Noto Fonts: The Universal Fallback
The Noto project (the name means "no tofu") is Google's effort to create fonts covering all of Unicode. Each Noto font file covers one or several scripts:
Noto Sans — Latin, Cyrillic, Greek, and more
Noto Sans CJK SC/TC/JP/KR — Simplified/Traditional Chinese, Japanese, Korean
Noto Sans Arabic — Arabic
Noto Sans Hebrew — Hebrew
Noto Sans Devanagari — Devanagari (Hindi, Marathi, Sanskrit)
Noto Color Emoji — Color emoji (CBDT and COLR v1)
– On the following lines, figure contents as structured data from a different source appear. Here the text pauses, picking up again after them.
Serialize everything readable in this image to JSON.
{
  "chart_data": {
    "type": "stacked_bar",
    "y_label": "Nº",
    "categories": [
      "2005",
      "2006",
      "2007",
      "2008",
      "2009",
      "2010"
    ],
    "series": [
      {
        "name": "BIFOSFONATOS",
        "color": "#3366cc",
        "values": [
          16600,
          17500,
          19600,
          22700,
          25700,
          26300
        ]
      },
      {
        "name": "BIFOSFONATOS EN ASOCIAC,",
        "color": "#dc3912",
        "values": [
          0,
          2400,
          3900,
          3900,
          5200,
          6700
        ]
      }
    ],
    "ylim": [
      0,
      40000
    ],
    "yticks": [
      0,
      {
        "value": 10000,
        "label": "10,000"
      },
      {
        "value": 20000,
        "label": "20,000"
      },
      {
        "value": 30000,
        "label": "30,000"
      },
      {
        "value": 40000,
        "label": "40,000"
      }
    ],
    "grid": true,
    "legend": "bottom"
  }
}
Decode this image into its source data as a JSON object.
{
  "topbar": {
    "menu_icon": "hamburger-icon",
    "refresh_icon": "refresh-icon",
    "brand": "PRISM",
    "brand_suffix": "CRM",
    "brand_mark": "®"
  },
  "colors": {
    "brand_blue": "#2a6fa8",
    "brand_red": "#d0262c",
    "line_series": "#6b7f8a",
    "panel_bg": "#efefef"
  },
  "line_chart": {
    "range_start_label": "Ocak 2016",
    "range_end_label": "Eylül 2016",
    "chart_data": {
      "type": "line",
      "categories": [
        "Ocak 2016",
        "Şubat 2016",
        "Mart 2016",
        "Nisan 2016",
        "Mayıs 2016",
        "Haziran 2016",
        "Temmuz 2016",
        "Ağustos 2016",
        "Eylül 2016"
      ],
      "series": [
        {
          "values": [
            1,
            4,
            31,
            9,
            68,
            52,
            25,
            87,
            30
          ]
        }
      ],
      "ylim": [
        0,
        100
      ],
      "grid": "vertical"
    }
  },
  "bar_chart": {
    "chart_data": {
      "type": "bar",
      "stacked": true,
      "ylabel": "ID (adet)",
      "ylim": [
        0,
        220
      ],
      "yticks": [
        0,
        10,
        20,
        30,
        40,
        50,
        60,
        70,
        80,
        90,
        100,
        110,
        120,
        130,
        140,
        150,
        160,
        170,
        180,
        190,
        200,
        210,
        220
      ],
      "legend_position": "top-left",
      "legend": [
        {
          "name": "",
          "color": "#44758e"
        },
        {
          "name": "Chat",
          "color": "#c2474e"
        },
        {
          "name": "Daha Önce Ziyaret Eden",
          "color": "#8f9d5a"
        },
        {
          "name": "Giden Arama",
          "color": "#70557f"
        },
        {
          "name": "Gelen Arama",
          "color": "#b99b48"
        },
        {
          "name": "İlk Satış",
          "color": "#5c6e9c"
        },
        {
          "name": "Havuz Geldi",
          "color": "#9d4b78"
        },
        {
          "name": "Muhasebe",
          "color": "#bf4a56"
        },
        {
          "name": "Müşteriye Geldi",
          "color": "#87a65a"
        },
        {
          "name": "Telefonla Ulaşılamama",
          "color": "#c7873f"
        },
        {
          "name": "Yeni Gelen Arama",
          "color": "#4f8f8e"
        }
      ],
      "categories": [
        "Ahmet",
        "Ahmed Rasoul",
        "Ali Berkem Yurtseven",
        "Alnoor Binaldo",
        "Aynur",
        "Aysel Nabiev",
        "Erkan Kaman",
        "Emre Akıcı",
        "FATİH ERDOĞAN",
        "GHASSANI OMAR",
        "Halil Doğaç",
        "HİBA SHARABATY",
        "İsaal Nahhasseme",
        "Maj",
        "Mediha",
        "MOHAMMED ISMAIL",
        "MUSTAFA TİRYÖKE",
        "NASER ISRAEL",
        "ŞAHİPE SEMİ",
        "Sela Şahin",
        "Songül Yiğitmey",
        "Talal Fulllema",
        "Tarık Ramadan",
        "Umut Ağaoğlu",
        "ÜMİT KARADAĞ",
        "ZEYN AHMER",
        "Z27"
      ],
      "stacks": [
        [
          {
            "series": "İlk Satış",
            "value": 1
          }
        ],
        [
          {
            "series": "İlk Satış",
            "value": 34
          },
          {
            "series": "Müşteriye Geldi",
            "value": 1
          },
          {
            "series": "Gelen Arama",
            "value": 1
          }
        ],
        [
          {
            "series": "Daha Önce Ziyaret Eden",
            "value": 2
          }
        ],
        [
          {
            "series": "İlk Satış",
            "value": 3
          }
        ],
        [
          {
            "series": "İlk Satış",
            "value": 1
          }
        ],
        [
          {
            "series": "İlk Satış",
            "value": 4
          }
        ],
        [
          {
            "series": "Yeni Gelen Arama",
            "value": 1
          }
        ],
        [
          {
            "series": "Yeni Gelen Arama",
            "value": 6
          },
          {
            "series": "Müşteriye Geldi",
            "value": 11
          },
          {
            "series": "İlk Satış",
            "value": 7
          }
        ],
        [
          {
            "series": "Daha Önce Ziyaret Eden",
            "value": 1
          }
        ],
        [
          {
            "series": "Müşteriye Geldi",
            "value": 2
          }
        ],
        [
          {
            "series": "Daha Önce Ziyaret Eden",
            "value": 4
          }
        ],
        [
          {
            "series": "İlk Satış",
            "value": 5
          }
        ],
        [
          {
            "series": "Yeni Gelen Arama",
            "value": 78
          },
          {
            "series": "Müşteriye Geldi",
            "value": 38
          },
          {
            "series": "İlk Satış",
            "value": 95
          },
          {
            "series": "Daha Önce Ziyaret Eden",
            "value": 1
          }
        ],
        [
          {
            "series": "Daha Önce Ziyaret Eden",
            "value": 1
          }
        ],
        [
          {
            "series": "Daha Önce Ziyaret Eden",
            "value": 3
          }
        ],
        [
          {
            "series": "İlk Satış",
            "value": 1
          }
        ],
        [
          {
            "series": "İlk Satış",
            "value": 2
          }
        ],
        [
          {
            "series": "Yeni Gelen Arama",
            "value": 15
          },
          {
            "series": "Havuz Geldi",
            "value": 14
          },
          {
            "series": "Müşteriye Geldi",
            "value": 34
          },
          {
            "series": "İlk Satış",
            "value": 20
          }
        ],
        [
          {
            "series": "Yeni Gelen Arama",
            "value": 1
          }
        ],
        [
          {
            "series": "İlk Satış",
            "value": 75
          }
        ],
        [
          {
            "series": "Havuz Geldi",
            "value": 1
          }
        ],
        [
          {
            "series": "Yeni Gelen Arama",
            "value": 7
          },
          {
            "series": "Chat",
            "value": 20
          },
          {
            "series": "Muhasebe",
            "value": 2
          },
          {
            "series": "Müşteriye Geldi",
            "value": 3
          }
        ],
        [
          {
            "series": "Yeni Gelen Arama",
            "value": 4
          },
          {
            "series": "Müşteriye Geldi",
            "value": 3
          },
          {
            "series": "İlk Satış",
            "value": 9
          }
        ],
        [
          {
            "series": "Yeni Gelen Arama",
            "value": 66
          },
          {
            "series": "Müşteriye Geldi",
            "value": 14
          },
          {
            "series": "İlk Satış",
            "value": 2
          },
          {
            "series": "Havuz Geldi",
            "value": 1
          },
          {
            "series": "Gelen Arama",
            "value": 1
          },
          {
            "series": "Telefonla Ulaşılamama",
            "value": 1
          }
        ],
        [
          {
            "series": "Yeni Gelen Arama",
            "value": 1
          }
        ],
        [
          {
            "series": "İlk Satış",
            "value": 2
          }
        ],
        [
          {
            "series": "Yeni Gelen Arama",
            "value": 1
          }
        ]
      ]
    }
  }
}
Noto Serif * — Serif variants of all scripts
For a web application that handles user-generated content in unknown languages, including Noto as a fallback via Google Fonts or self-hosting ensures that virtually no character produces tofu:
<link rel="preconnect" href="https://fonts.googleapis.com">
<link href="https://fonts.googleapis.com/css2?family=Noto+Sans:wght@400;700&family=Noto+Sans+SC&family=Noto+Color+Emoji&display=swap" rel="stylesheet">
The conditional unicode-range loading in the Google Fonts response ensures users only download the Noto subset files that contain characters actually present on the page.